N.V. :  Oui, pourquoi pas ? C'est une version. 

J.S-R. : Par contre, vous avez sur une de vos œuvres, une tête qui supporte plusieurs personnages. 

N.V. :  Ce sont les chimères que l'on a dans la tête, les fantasmes… 


J.S-R. : Je crois qu'ils sont lourds à porter ! 

N.V. :  Oui. 


J.S-R. : Quels qu'ils soient, vos personnages ont tous l'air plus ou moins durs ! En particulier, celui où vous parlez de chimères. Est-ce parce que leurs fantasmes ne sont que pénibles ? 

N.V. :  Moi, je n'ai que des beaux fantasmes. 


J.S-R. : Un autre personnage semble sur le point de pleurer ? 

N.V. :  Oui, je le crois aussi.


J.S-R. : Pleure-t-il de chagrin ? Ou de souffrance ?
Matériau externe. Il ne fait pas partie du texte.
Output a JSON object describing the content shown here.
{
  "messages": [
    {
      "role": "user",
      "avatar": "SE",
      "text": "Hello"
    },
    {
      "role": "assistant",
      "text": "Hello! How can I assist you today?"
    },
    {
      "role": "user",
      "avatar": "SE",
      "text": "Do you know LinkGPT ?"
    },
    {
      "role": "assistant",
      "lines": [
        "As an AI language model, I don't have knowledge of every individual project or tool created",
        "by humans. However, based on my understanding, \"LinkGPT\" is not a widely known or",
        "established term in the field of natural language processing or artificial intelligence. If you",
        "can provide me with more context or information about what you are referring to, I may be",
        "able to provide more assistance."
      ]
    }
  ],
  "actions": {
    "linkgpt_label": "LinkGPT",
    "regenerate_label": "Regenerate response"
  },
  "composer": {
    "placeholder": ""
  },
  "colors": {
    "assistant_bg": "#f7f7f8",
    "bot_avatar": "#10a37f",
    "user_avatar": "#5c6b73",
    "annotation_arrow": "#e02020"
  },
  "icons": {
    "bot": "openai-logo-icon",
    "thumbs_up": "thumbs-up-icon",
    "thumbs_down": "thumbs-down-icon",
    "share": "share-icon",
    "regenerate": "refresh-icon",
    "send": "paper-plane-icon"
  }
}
N.V. :  Je n'en sais rien ! 


J.S-R. : Pourquoi a-t-il le visage fissuré ? A-t-il été agressé ? 

N.V. :  Peut-être est-il né ainsi ? En même temps, c'est ce qui fait sa fragilité. Je trouvais que c'était cette grande fissure qui créait l'émotion sur le visage. Il pleure. Il est "marqué" ! La vie l'a marqué.


J.S-R. : On pourrait donc dire qu'il est handicapé ? 

N.V. :  Le pauvre ! Il devrait vous toucher !


J.S-R. : Il me touche, mais en même temps, tous me mettent un peu mal à l'aise, parce qu'ils ont l'air d'être en auto-défense ! 

N.V. :  Oui, c'est possible. Je crois que quand je fais une sculpture, je la fais comme je peux, et je ne maîtrise pas forcément ce que les gens vont y voir ! 


J.S-R. : Certains de vos personnages sont infiniment travaillés, très sophistiqués. A d'autres, vous n'avez pratiquement pas touché. Et l'ensemble propose des visages tout à fait contrastés. Heureux ou malheureux. Est-ce que cela vous convient ? 

N.V. :  Oui. Je dirai que c'est juste la vie.


J.S-R. : Vous dessinez aussi. C'est de l'encre de Chine ? 

N.V. :  Oui, de l'encre sur zinc. 


J.S-R. : En le regardant au départ, seules paraissent des parties grises. Qui semblent abstraites. Ensuite, il faut fouiller dedans pour y distinguer les petits personnages qui n'apparaissent pas tout de suite. 

N.V. :  En effet. Il faut attendre un peu, et au bout d'un moment ils apparaissent. Et quand on en distingue un, celui d'à côté apparaît et ils sortent petit à petit. 


J.S-R. : Vous allez peindre cette plaque des deux côtés ? 

N.V. :  Non. Après je vais faire des trous pour pouvoir l'accrocher. Mais je veux le laisser un peu brut.


J.S-R. : Parfois, ces minuscules apparitions une grosse tête avec des cheveux et des mains qui deviennent immenses… Est-ce que ces mains enlacent quelqu'un, ce qui serait dans la logique des fantasmes que vous avez évoqués ? 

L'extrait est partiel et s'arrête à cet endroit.